At first, when I started using this approach, I was afraid that the database performance would tank. I was always told that LIKE
was a slow operation. And, it might be when compared to an index-based look-up. However, when this technique is used in conjunction with an index-based search in my ColdFusion application, I've found it to be surprisingly fast and pleasantly flexible. Overall, I think it provides a nice user experience (UX).
Want to use code from this post? Check out the license.
Reader Comments
Just curious. Do you have a broader set of unit tests for this?
How well does this work with different SQL databases? Does it work when dbtype="query"?
I've been using a modified version of the SmartSearch UDF from CFlib. (It doesn't use regex.)

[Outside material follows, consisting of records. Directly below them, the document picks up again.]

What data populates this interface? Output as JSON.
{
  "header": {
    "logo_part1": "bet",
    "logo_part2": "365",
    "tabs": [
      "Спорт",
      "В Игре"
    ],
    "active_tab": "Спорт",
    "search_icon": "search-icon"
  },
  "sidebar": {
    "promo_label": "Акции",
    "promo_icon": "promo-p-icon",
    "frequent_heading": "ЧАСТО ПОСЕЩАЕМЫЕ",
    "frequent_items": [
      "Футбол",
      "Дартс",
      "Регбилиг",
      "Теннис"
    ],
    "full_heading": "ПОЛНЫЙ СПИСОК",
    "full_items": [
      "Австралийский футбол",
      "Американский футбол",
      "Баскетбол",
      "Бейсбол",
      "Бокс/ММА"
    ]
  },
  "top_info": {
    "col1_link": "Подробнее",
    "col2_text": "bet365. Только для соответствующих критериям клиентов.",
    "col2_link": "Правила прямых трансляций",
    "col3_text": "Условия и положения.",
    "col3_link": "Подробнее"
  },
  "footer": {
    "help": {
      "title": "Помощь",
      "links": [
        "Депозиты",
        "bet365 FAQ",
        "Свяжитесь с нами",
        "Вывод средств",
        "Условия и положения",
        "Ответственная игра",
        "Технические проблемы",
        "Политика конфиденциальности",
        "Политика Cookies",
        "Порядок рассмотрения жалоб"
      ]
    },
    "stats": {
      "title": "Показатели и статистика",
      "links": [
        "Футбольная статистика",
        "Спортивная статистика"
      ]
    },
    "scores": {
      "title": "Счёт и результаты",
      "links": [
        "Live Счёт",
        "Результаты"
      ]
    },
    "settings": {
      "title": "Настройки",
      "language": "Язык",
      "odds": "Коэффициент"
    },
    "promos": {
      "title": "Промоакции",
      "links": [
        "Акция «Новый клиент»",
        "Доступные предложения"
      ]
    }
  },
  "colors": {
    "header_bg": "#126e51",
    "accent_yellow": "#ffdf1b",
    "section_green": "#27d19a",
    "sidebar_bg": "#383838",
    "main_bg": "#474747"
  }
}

https://cflib.org/udf/smartSearch
(We added SQLi detection & support for QoQ by using LOWER().)
@James,
What are these "unit tests" you speak of 🤪 😂 As far as database support, I believe the
%
and_
characters are part of core SQL - I don't think - but I'm not 100% sure - that any of this is MySQL-specific. And, to be honest, I haven't done a query-of-query in a while; though, I'm pretty sure there is case-sensitivity issues in QoQ (as you pointed out).I haven't seen that SmartSearch() function before - it looks intense!! I wish it had some examples of inputs/outputs in the JavaDoc. Scanning the code, it looks like it produces and
AND
andOR
style SQL condition, with some Fuzzy vs. Exact matching. Sounds like you've had a lot of success with it.